WORLD WATCH LIST CASE STUDY: FARAYDOUN IN IRAQ

Iraq

When so-called Islamic State (IS) invaded northern Iraq, Iraqi Christians who fled had to leave everything behind. For Faraydoun and Bashar, that meant abandoning the factories they owned. It meant changing from thriving business owners to unemployed refugees. It was heart-breaking.

“When IS entered in, they left us with nothing, no relatives, no houses - they took everything and kicked us out,” Faryadoun says. He and his family ended up in Turkey, as refugees.

What is life like for Christians in Iraq?

Faraydoun had gone from being a successful businessman to an outsider who didn’t speak the language and couldn’t find work. When he eventually returned home, his house was in disarray and everything had gone. “Honestly, I cried. Looking at my children was difficult. When I remember that day, it is painful.”

Bashar faced very similar circumstances. He owned a factory in Mosul, working with his brothers. Things were going well until IS came. Soon he and his family were facing threats and harassment; some of his relatives were even killed.

“We left our houses, factories and everything. All we could take were our clothes.”

God kept Bashar and his family strong. “I teach my children that we must trust God in everything,” he says. “I can trust God in all times, whether good or bad.”

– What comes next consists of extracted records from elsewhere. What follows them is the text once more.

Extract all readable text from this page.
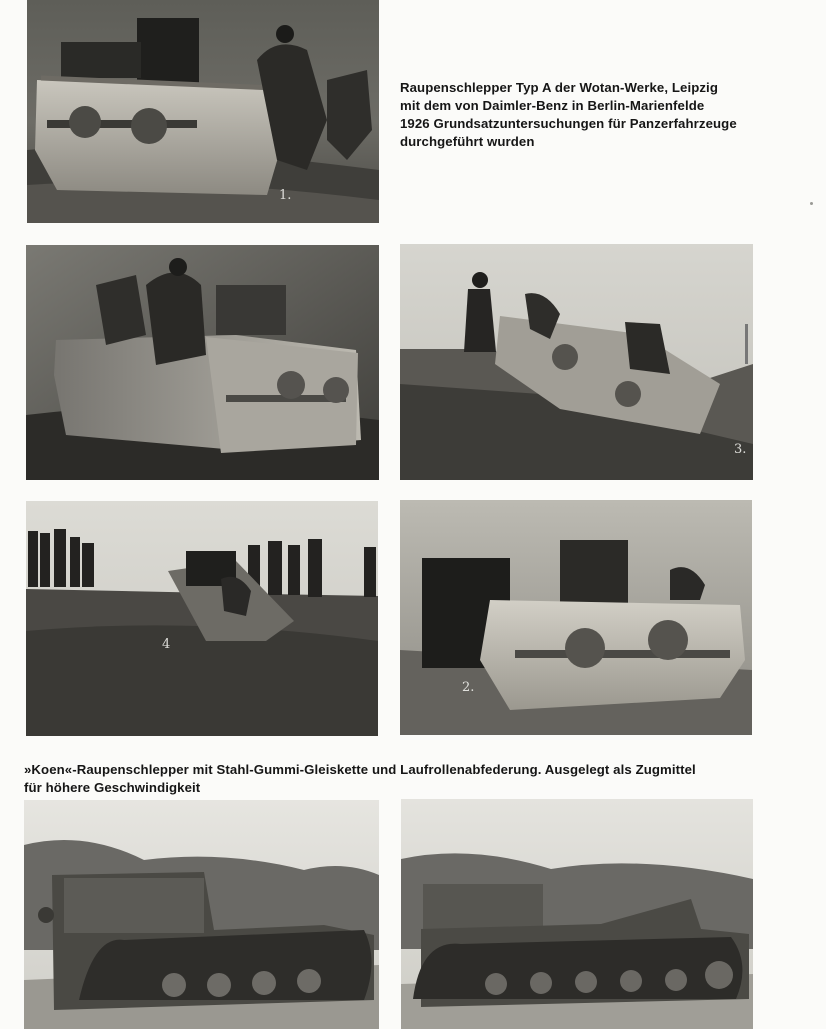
1.
Raupenschlepper Typ A der Wotan-Werke, Leipzig
mit dem von Daimler-Benz in Berlin-Marienfelde
1926 Grundsatzuntersuchungen für Panzerfahrzeuge
durchgeführt wurden
3.
4
2.
»Koen«-Raupenschlepper mit Stahl-Gummi-Gleiskette und Laufrollenabfederung. Ausgelegt als Zugmittel
für höhere Geschwindigkeit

‘They don’t know me, but they trust me’

Thanks to your prayers and donations, the lives of Faraydoun and Bashar and their families have been transformed through microloans provided by Open Doors partners.

Faraydoun developed a fish farm with his loan and the income means his family can survive. Bashar was able to open and expand a shop. Escalating living expenses and rents in Iraq meant he couldn’t have done this without the help of Open Doors supporters, and he is grateful: “I’m very thankful to the supporters: they don’t know me, but they trust me,” says Bashar.

The microloans provided by Open Doors partners have been the difference between destitution and employment for these family men. Their loans are just two of 60 that have already been given in Iraq, bringing hope to many believers.